Here's how NASA's future telescope will determine ages of stars

NASA's upcoming space-based observatory, the Nancy Grace Roman Space Telescope, is poised to dramatically transform our understanding of stars after it launches by May 2027.

With a field of view at least 100 times greater than Hubble, Roman will focus on thousands of millions of stars in our Milky Way galaxy to determine their ages and subsequently help study the origin and evolution of our galaxy.

In order to determine the age of a star, scientists need to find out its mass and rotation rate. To measure the rotation rate of a distant star, they observe changes in the brightness of the star caused by starspots. Starspots are cooler and darker patches that appear on the surface of a star, similar to sunspots. When a starspot is visible on the star, it appears slightly dimmer than when it is on the other side of the star.

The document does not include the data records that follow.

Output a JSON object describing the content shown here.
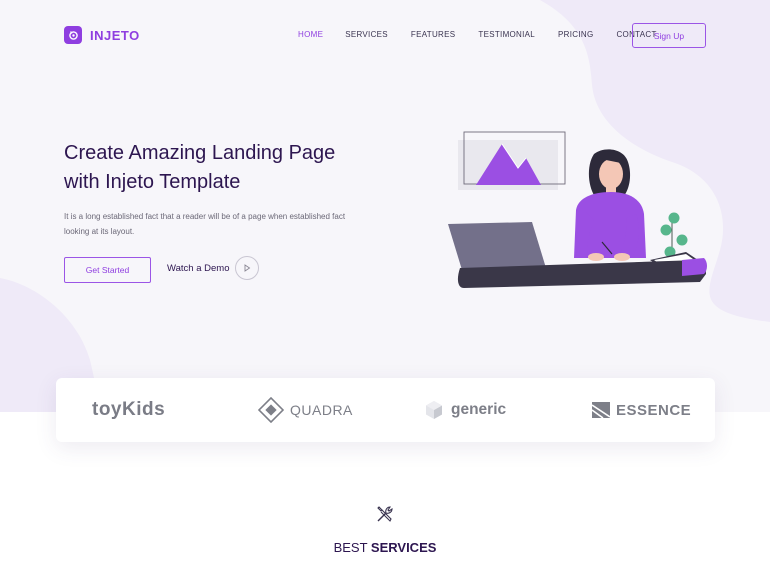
{
  "brand": {
    "name": "INJETO"
  },
  "nav": {
    "items": [
      {
        "label": "HOME",
        "active": true
      },
      {
        "label": "SERVICES",
        "active": false
      },
      {
        "label": "FEATURES",
        "active": false
      },
      {
        "label": "TESTIMONIAL",
        "active": false
      },
      {
        "label": "PRICING",
        "active": false
      },
      {
        "label": "CONTACT",
        "active": false
      }
    ],
    "signup_label": "Sign Up"
  },
  "hero": {
    "title_line1": "Create Amazing Landing Page",
    "title_line2": "with Injeto Template",
    "description": "It is a long established fact that a reader will be of a page when established fact looking at its layout.",
    "cta_label": "Get Started",
    "demo_label": "Watch a Demo"
  },
  "brands": {
    "logos": [
      "toyKids",
      "QUADRA",
      "generic",
      "ESSENCE"
    ]
  },
  "services": {
    "title_light": "BEST ",
    "title_bold": "SERVICES"
  },
  "colors": {
    "accent": "#8f3ee0",
    "heading": "#2d1650",
    "hero_bg": "#f7f6fa",
    "blob": "#efeaf8"
  }
}
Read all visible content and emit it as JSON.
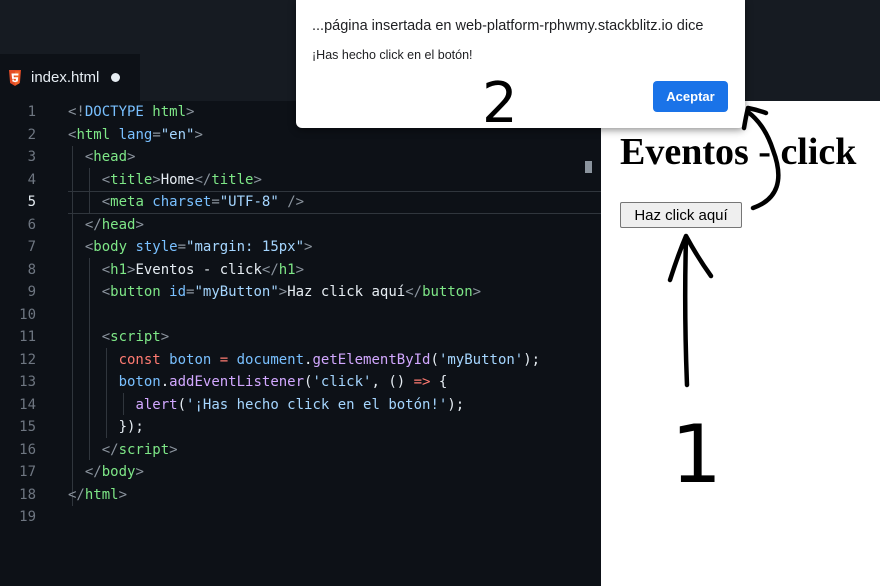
{
  "editor_tab": {
    "label": "index.html"
  },
  "url_bar": {
    "text": "web-platform-rp"
  },
  "line_numbers": [
    "1",
    "2",
    "3",
    "4",
    "5",
    "6",
    "7",
    "8",
    "9",
    "10",
    "11",
    "12",
    "13",
    "14",
    "15",
    "16",
    "17",
    "18",
    "19"
  ],
  "code": {
    "l1": {
      "open": "<!",
      "kw": "DOCTYPE",
      "rest": " html",
      "close": ">"
    },
    "l2": {
      "open": "<",
      "tag": "html",
      "attr": " lang",
      "eq": "=",
      "val": "\"en\"",
      "close": ">"
    },
    "l3": {
      "open": "<",
      "tag": "head",
      "close": ">"
    },
    "l4": {
      "open": "<",
      "tag": "title",
      "close": ">",
      "text": "Home",
      "end_open": "</",
      "end_tag": "title",
      "end_close": ">"
    },
    "l5": {
      "open": "<",
      "tag": "meta",
      "attr": " charset",
      "eq": "=",
      "val": "\"UTF-8\"",
      "close": " />"
    },
    "l6": {
      "open": "</",
      "tag": "head",
      "close": ">"
    },
    "l7": {
      "open": "<",
      "tag": "body",
      "attr": " style",
      "eq": "=",
      "val": "\"margin: 15px\"",
      "close": ">"
    },
    "l8": {
      "open": "<",
      "tag": "h1",
      "close": ">",
      "text": "Eventos - click",
      "end_open": "</",
      "end_tag": "h1",
      "end_close": ">"
    },
    "l9": {
      "open": "<",
      "tag": "button",
      "attr": " id",
      "eq": "=",
      "val": "\"myButton\"",
      "close": ">",
      "text": "Haz click aquí",
      "end_open": "</",
      "end_tag": "button",
      "end_close": ">"
    },
    "l11": {
      "open": "<",
      "tag": "script",
      "close": ">"
    },
    "l12": {
      "kw": "const",
      "var": " boton",
      "op": " = ",
      "obj": "document",
      "dot": ".",
      "fn": "getElementById",
      "p1": "(",
      "str": "'myButton'",
      "p2": ");"
    },
    "l13": {
      "var": "boton",
      "dot": ".",
      "fn": "addEventListener",
      "p1": "(",
      "str": "'click'",
      "comma": ", ",
      "args": "()",
      "arrow": " => ",
      "brace": "{"
    },
    "l14": {
      "fn": "alert",
      "p1": "(",
      "str": "'¡Has hecho click en el botón!'",
      "p2": ");"
    },
    "l15": {
      "text": "});"
    },
    "l16": {
      "open": "</",
      "tag": "script",
      "close": ">"
    },
    "l17": {
      "open": "</",
      "tag": "body",
      "close": ">"
    },
    "l18": {
      "open": "</",
      "tag": "html",
      "close": ">"
    }
  },
  "preview": {
    "heading": "Eventos - click",
    "button_label": "Haz click aquí"
  },
  "dialog": {
    "title": "...página insertada en web-platform-rphwmy.stackblitz.io dice",
    "message": "¡Has hecho click en el botón!",
    "ok_label": "Aceptar"
  },
  "annotations": {
    "step1": "1",
    "step2": "2"
  },
  "colors": {
    "accent": "#1a73e8",
    "editor_bg": "#0d1117",
    "tag": "#7ee787",
    "attr": "#79c0ff",
    "string": "#a5d6ff"
  },
  "icons": {
    "tab_icon": "html5-icon",
    "url_icon": "lock-icon"
  }
}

When a star has only one large spot on it, it experiences a regular pattern of dimming and brightening as the spot rotates in and out of view. However, it is much more challenging to identify the star's rotation when it has multiple spots scattered across its surface, which vary over time. This is because the periodic signals of dimming caused by the star's rotation are more difficult to tease out periodic signals of dimming from the star’s rotation.

To address this issue, a team of astronomers at the University of Florida is developing new techniques to extract a rotation period from measurements of a star’s brightness over time, through a program funded by NASA’s Nancy Grace Roman Space Telescope project.

The AI technique, known as a convolutional neural network, will analyze light curves, or plots of a star’s brightness over time, which requires the neural network to be trained on simulated light curves. University of Florida postdoctoral associate Zachary Claytor, the science principal investigator on the project, wrote a program to generate such light curves.

The approach has been successfully applied to data from NASA's TESS (Transiting Exoplanet Survey Satellite). Systematic effects make it more challenging to accurately measure longer stellar rotation periods, yet the team’s trained neural network was able to accurately measure these longer rotation periods using the TESS data, NASA said in a statement on Friday.

The upcoming Roman Space Telescope will perform three core community surveys, one of which is the Galactic Bulge Time Domain Survey. The telescope will be aimed towards the center of our galaxy, which is home to a large number of stars, to study the changes in their brightness over time. This data will be used to conduct various scientific investigations, such as the discovery of distant exoplanets and determining the rotation rates of stars.

"We have a lot of the tools already, and we think they can be adapted to Roman," said Jamie Tayar, assistant professor of astronomy at the University of Florida and the program’s principal investigator.